When Hysteroscopic Tubal Cannulation is done?
If you are at younger age, other fertility factors normal and the infertility is of shorter duration, laparoscopy may be the suitable approach for you. That means, if there is good chance that you can conceive without IVF, this operation is suitable for you.

What is the next step if this operation is "Successful"?
The operation is "SUCCESSFUL" when the "blocked" tube(s) are opened by this operation. In that case, you can try for pregnancy naturally, by ovulation induction or by IUI (Intrauterine Insemination), depending on your circumstances.
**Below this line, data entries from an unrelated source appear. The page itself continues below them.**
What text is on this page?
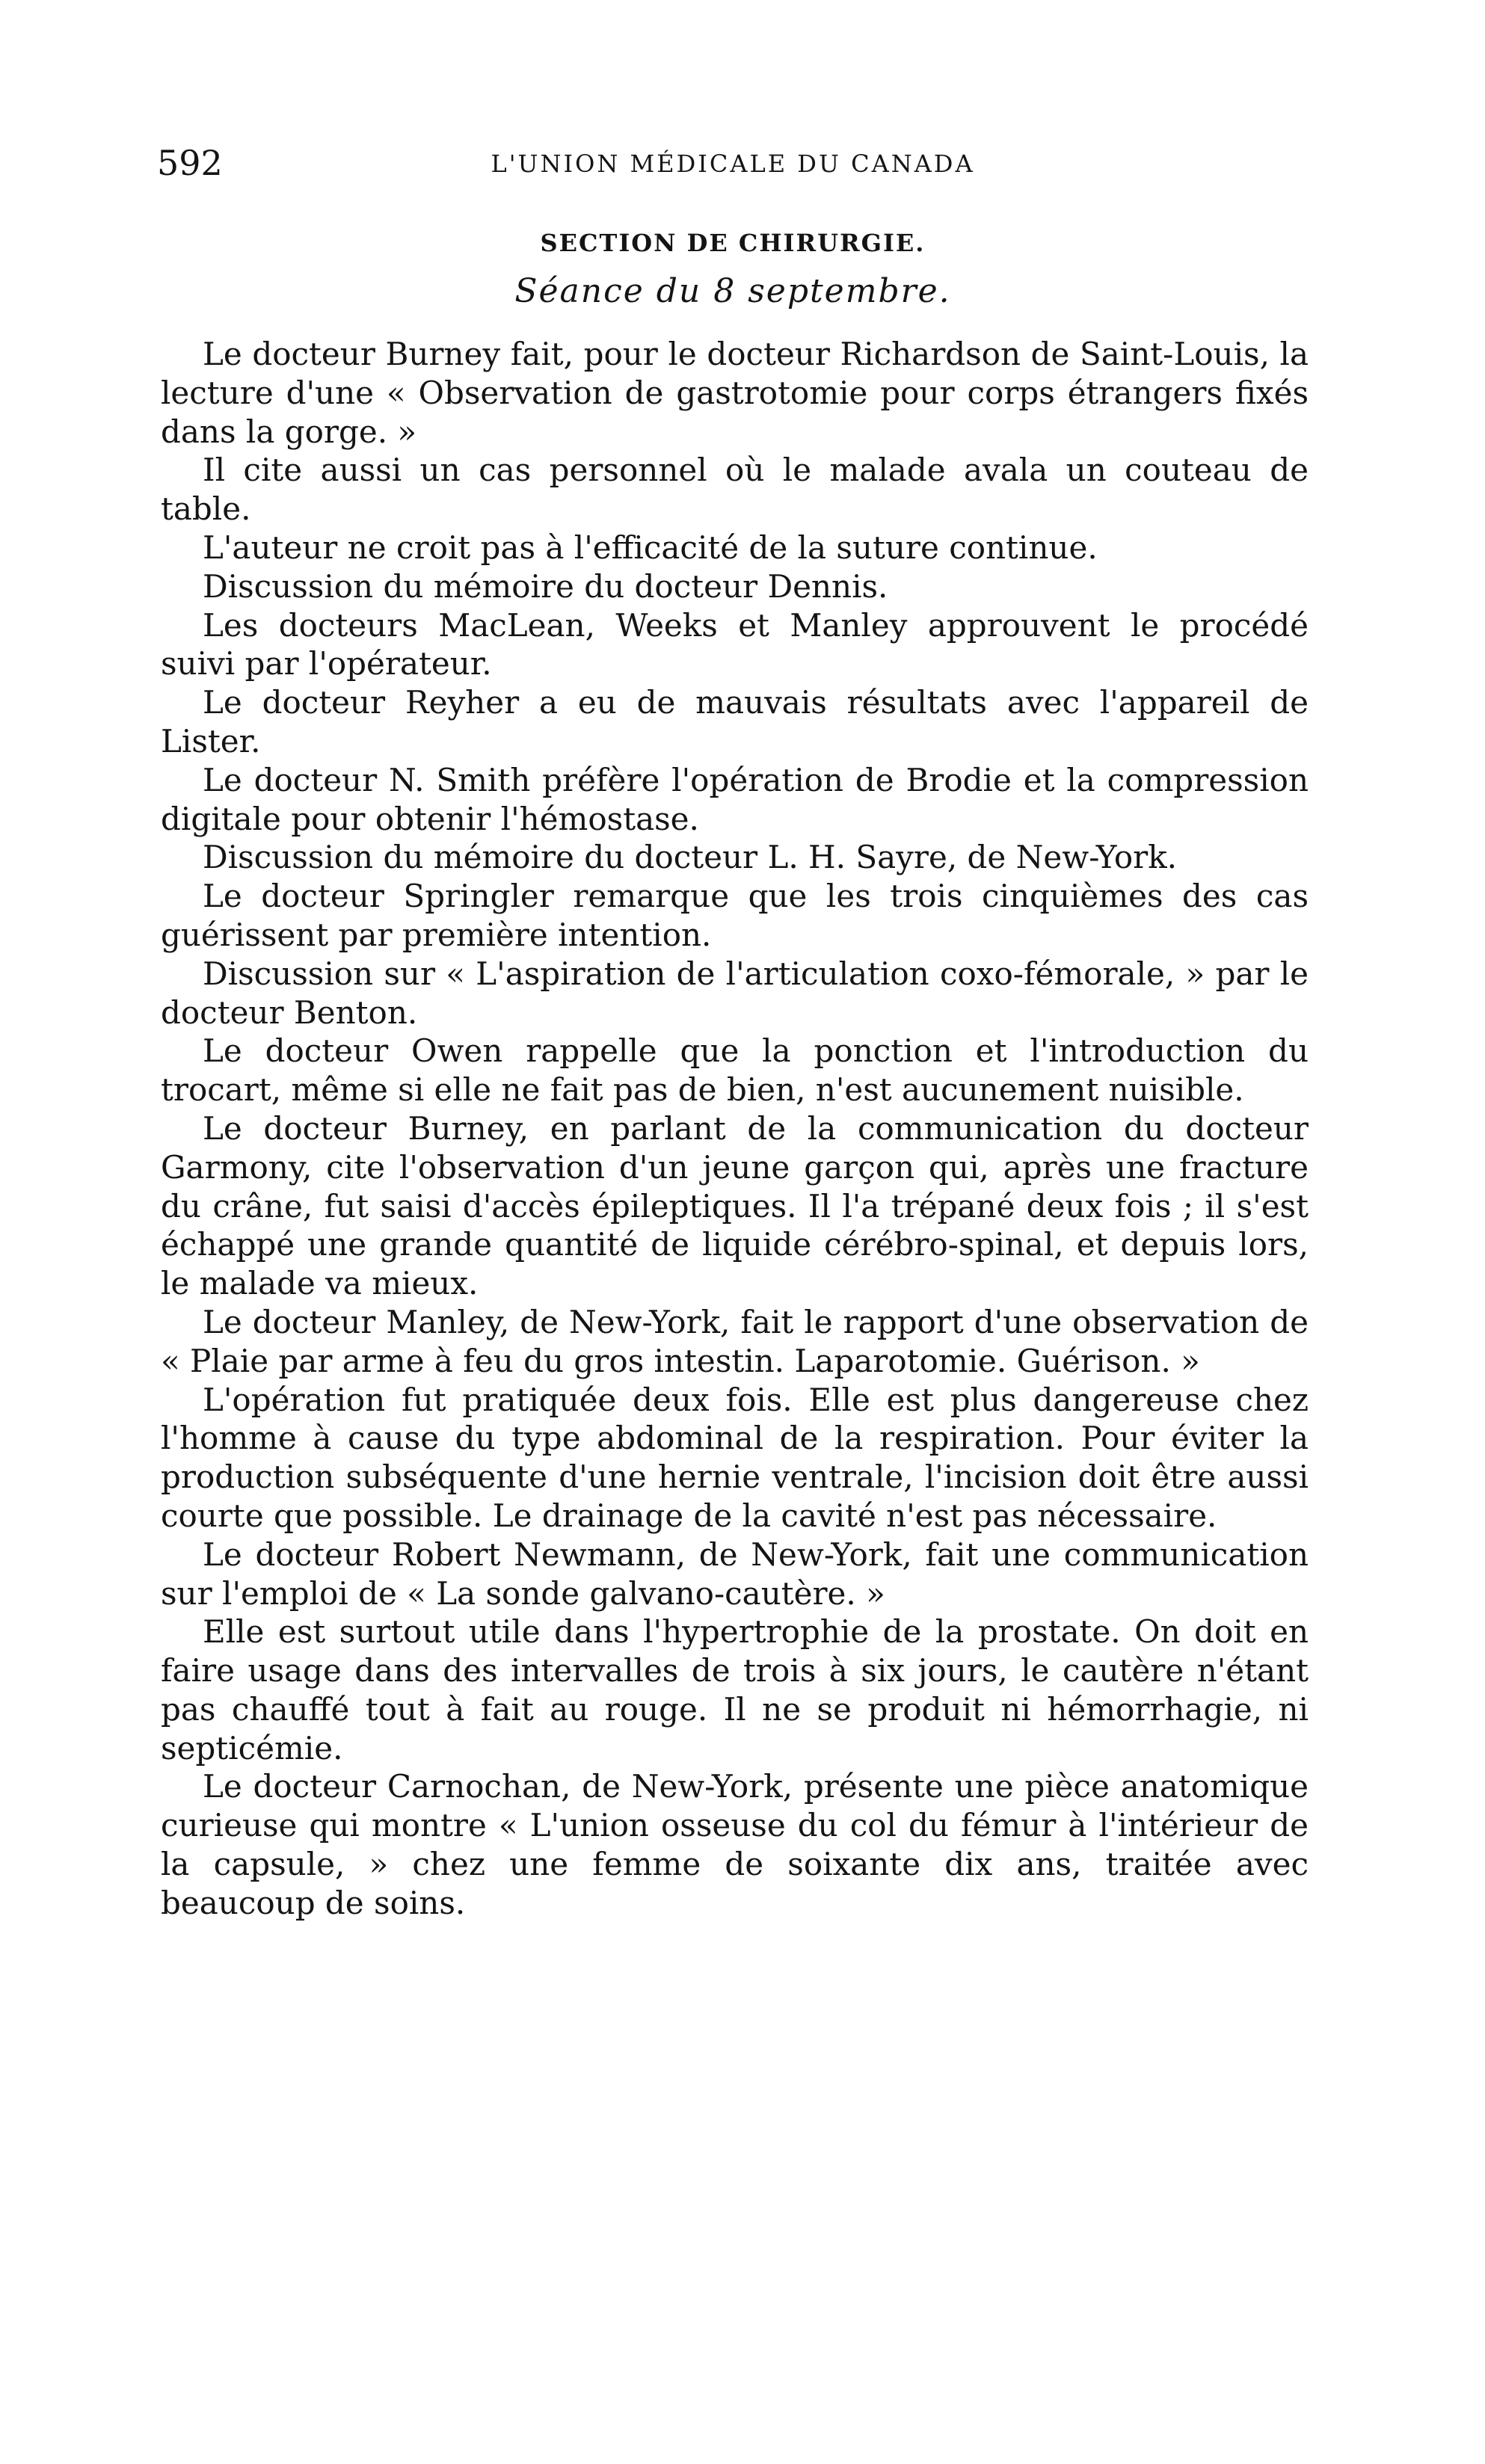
592	L'UNION MÉDICALE DU CANADA
SECTION DE CHIRURGIE.
Séance du 8 septembre.

Le docteur Burney fait, pour le docteur Richardson de Saint-Louis, la lecture d'une « Observation de gastrotomie pour corps étrangers fixés dans la gorge. »

Il cite aussi un cas personnel où le malade avala un couteau de table.

L'auteur ne croit pas à l'efficacité de la suture continue.

Discussion du mémoire du docteur Dennis.

Les docteurs MacLean, Weeks et Manley approuvent le procédé suivi par l'opérateur.

Le docteur Reyher a eu de mauvais résultats avec l'appareil de Lister.

Le docteur N. Smith préfère l'opération de Brodie et la compression digitale pour obtenir l'hémostase.

Discussion du mémoire du docteur L. H. Sayre, de New-York.

Le docteur Springler remarque que les trois cinquièmes des cas guérissent par première intention.

Discussion sur « L'aspiration de l'articulation coxo-fémorale, » par le docteur Benton.

Le docteur Owen rappelle que la ponction et l'introduction du trocart, même si elle ne fait pas de bien, n'est aucunement nuisible.

Le docteur Burney, en parlant de la communication du docteur Garmony, cite l'observation d'un jeune garçon qui, après une fracture du crâne, fut saisi d'accès épileptiques. Il l'a trépané deux fois ; il s'est échappé une grande quantité de liquide cérébro-spinal, et depuis lors, le malade va mieux.

Le docteur Manley, de New-York, fait le rapport d'une observation de « Plaie par arme à feu du gros intestin. Laparotomie. Guérison. »

L'opération fut pratiquée deux fois. Elle est plus dangereuse chez l'homme à cause du type abdominal de la respiration. Pour éviter la production subséquente d'une hernie ventrale, l'incision doit être aussi courte que possible. Le drainage de la cavité n'est pas nécessaire.

Le docteur Robert Newmann, de New-York, fait une communication sur l'emploi de « La sonde galvano-cautère. »

Elle est surtout utile dans l'hypertrophie de la prostate. On doit en faire usage dans des intervalles de trois à six jours, le cautère n'étant pas chauffé tout à fait au rouge. Il ne se produit ni hémorrhagie, ni septicémie.

Le docteur Carnochan, de New-York, présente une pièce anatomique curieuse qui montre « L'union osseuse du col du fémur à l'intérieur de la capsule, » chez une femme de soixante dix ans, traitée avec beaucoup de soins.
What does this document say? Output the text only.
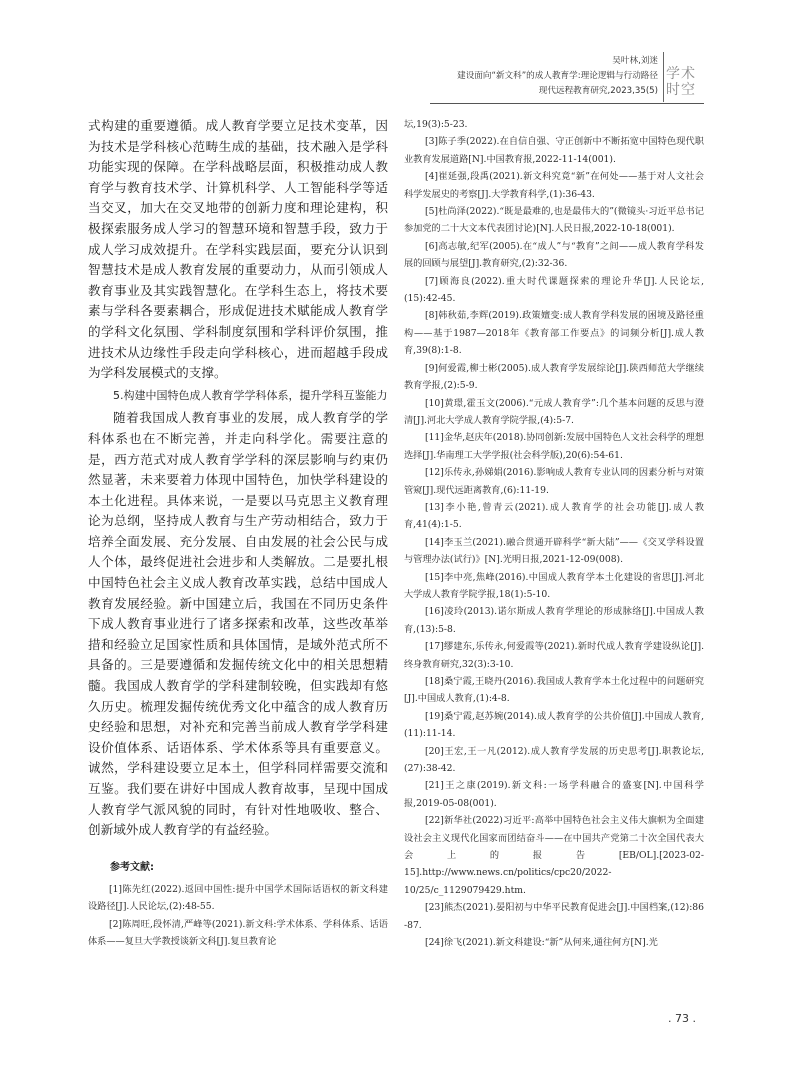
吴叶林,刘迷
建设面向“新文科”的成人教育学:理论逻辑与行动路径
现代远程教育研究,2023,35(5)
学术
时空

式构建的重要遵循。成人教育学要立足技术变革，因为技术是学科核心范畴生成的基础，技术融入是学科功能实现的保障。在学科战略层面，积极推动成人教育学与教育技术学、计算机科学、人工智能科学等适当交叉，加大在交叉地带的创新力度和理论建构，积极探索服务成人学习的智慧环境和智慧手段，致力于成人学习成效提升。在学科实践层面，要充分认识到智慧技术是成人教育发展的重要动力，从而引领成人教育事业及其实践智慧化。在学科生态上，将技术要素与学科各要素耦合，形成促进技术赋能成人教育学的学科文化氛围、学科制度氛围和学科评价氛围，推进技术从边缘性手段走向学科核心，进而超越手段成为学科发展模式的支撑。

5.构建中国特色成人教育学学科体系，提升学科互鉴能力

随着我国成人教育事业的发展，成人教育学的学科体系也在不断完善，并走向科学化。需要注意的是，西方范式对成人教育学学科的深层影响与约束仍然显著，未来要着力体现中国特色，加快学科建设的本土化进程。具体来说，一是要以马克思主义教育理论为总纲，坚持成人教育与生产劳动相结合，致力于培养全面发展、充分发展、自由发展的社会公民与成人个体，最终促进社会进步和人类解放。二是要扎根中国特色社会主义成人教育改革实践，总结中国成人教育发展经验。新中国建立后，我国在不同历史条件下成人教育事业进行了诸多探索和改革，这些改革举措和经验立足国家性质和具体国情，是域外范式所不具备的。三是要遵循和发掘传统文化中的相关思想精髓。我国成人教育学的学科建制较晚，但实践却有悠久历史。梳理发掘传统优秀文化中蕴含的成人教育历史经验和思想，对补充和完善当前成人教育学学科建设价值体系、话语体系、学术体系等具有重要意义。诚然，学科建设要立足本土，但学科同样需要交流和互鉴。我们要在讲好中国成人教育故事，呈现中国成人教育学气派风貌的同时，有针对性地吸收、整合、创新域外成人教育学的有益经验。

参考文献:

[1]陈先红(2022).返回中国性:提升中国学术国际话语权的新文科建设路径[J].人民论坛,(2):48-55.

[2]陈周旺,段怀清,严峰等(2021).新文科:学术体系、学科体系、话语体系——复旦大学教授谈新文科[J].复旦教育论

坛,19(3):5-23.

[3]陈子季(2022).在自信自强、守正创新中不断拓宽中国特色现代职业教育发展道路[N].中国教育报,2022-11-14(001).

[4]崔延强,段禹(2021).新文科究竟“新”在何处——基于对人文社会科学发展史的考察[J].大学教育科学,(1):36-43.

[5]杜尚泽(2022).“既是最难的,也是最伟大的”(微镜头·习近平总书记参加党的二十大文本代表团讨论)[N].人民日报,2022-10-18(001).

[6]高志敏,纪军(2005).在“成人”与“教育”之间——成人教育学科发展的回顾与展望[J].教育研究,(2):32-36.

[7]顾海良(2022).重大时代课题探索的理论升华[J].人民论坛,(15):42-45.

[8]韩秋茹,李辉(2019).政策嬗变:成人教育学科发展的困境及路径重构——基于1987—2018年《教育部工作要点》的词频分析[J].成人教育,39(8):1-8.

[9]何爱霞,柳士彬(2005).成人教育学发展综论[J].陕西师范大学继续教育学报,(2):5-9.

[10]黄璟,霍玉文(2006).“元成人教育学”:几个基本问题的反思与澄清[J].河北大学成人教育学院学报,(4):5-7.

[11]金华,赵庆年(2018).协同创新:发展中国特色人文社会科学的理想选择[J].华南理工大学学报(社会科学版),20(6):54-61.

[12]乐传永,孙娣娟(2016).影响成人教育专业认同的因素分析与对策管窥[J].现代远距离教育,(6):11-19.

[13]李小艳,曾青云(2021).成人教育学的社会功能[J].成人教育,41(4):1-5.

[14]李玉兰(2021).融合贯通开辟科学“新大陆”——《交叉学科设置与管理办法(试行)》[N].光明日报,2021-12-09(008).

[15]李中亮,焦峰(2016).中国成人教育学本土化建设的省思[J].河北大学成人教育学院学报,18(1):5-10.

[16]凌玲(2013).诺尔斯成人教育学理论的形成脉络[J].中国成人教育,(13):5-8.

[17]缪建东,乐传永,何爱霞等(2021).新时代成人教育学建设纵论[J].终身教育研究,32(3):3-10.

[18]桑宁霞,王晓丹(2016).我国成人教育学本土化过程中的问题研究[J].中国成人教育,(1):4-8.

[19]桑宁霞,赵苏婉(2014).成人教育学的公共价值[J].中国成人教育,(11):11-14.

[20]王宏,王一凡(2012).成人教育学发展的历史思考[J].职教论坛,(27):38-42.

[21]王之康(2019).新文科:一场学科融合的盛宴[N].中国科学报,2019-05-08(001).

[22]新华社(2022)习近平:高举中国特色社会主义伟大旗帜为全面建设社会主义现代化国家而团结奋斗——在中国共产党第二十次全国代表大会上的报告[EB/OL].[2023-02-15].http://www.news.cn/politics/cpc20/2022-10/25/c_1129079429.htm.

[23]熊杰(2021).晏阳初与中华平民教育促进会[J].中国档案,(12):86-87.

[24]徐飞(2021).新文科建设:“新”从何来,通往何方[N].光

. 73 .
If you fail to conceive within 6-12 months’ time after laparoscopy, even when the tubes were found open, you may need to consider IVF.

What to do if the operation FAILS to open the blocked tube?
Unfortunately in that case, you will require IVF.

When Hysteroscopic Tubal Cannulation is NOT advisable?
If the conditions of your ovaries or partner’s sperms are not satisfactory, your age is on the higher side, or infertility is of long duration, directly going for IVF would be the better option for you. Because, in these cases, even if tubes can be opened, there is fair chance that you will require IVF. By opting for IVF directly in such cases,, you can avoid the risks and costs related to laparoscopy.

What are the RISKS involved in this operation?
This is a very safe operation. But like any other surgeries, there is small risk of complications. Majority of the women undergoing this surgery, will not face any problems. However, out of 1000 women having the surgery, 1-2 can face problems like infection, excessive bleeding, damage to the organs (ovaries, tubes, uterus, bowel, urinary tract). There is small risk that the patient may need open operation and rarely second operation. Out of the 12000 women undergoing this operation, one can have life-threatening complications.

Conclusion-
If there is good chance that you can conceive naturally, after seeing blocked Fallopian tubes in HSG and SSG, Hysteroscopic Tubal Cannulation can be a good option for you.